CSS Chunking is a strategy used to improve the performance of your web application by splitting and re-ordering CSS files into chunks. This allows you to load only the CSS that is needed for a specific route, instead of loading all the application's CSS at once.

You can control how CSS files are chunked using the `experimental.cssChunking` option in your `next.config.js` file:

```tsx filename="next.config.ts" switcher
import type { NextConfig } from 'next'

const nextConfig = {
experimental: {
cssChunking: 'loose', // default
},
} satisfies NextConfig

export default nextConfig
```

```js filename="next.config.js" switcher
/** @type {import('next').NextConfig} */
const nextConfig = {
experimental: {
cssChunking: 'loose', // default
},
}

module.exports = nextConfig
```

## Options

- **`'loose'` (default)**: Next.js will try to merge CSS files whenever possible, determining explicit and implicit dependencies between files from import order to reduce the number of chunks and therefore the number of requests.
- **`'strict'`**: Next.js will load CSS files in the correct order they are imported into your files, which can lead to more chunks and requests.

You may consider using `'strict'` if you run into unexpected CSS behavior.

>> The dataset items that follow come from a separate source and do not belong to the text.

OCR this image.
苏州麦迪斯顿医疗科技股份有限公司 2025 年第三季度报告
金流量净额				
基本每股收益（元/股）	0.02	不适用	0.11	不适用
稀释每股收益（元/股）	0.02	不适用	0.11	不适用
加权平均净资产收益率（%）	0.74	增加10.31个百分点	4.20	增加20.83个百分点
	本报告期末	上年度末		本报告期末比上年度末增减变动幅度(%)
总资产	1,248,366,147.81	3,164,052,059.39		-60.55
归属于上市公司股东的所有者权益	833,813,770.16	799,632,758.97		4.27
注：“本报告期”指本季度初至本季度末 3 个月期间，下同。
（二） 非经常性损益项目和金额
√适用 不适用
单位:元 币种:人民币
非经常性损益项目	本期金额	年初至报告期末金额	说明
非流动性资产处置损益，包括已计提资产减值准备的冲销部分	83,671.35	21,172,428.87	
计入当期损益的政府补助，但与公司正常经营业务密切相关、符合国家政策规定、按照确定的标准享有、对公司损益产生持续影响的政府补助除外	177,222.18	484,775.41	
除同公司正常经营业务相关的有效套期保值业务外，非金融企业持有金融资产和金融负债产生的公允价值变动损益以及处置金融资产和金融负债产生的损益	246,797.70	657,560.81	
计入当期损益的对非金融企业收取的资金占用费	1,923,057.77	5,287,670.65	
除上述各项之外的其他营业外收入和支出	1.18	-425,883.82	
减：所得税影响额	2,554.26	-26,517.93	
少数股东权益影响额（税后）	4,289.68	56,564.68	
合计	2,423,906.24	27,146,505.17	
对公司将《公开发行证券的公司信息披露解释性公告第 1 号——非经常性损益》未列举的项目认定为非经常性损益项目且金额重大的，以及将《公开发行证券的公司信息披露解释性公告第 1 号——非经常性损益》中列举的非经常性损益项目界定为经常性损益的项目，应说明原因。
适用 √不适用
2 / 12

For example, if you import `a.css` and `b.css` in different files using a different `import` order (`a` before `b`, or `b` before `a`), `'loose'` will merge the files in any other and assume there are no dependencies between them. However, if `b.css` depends on `a.css`, you may want to use `'strict'` to prevent the files from being merged, and instead, load them in the order they are imported - which can result in more chunks and requests.

For most applications, we recommend `'loose'` as it leads to fewer requests and better performance.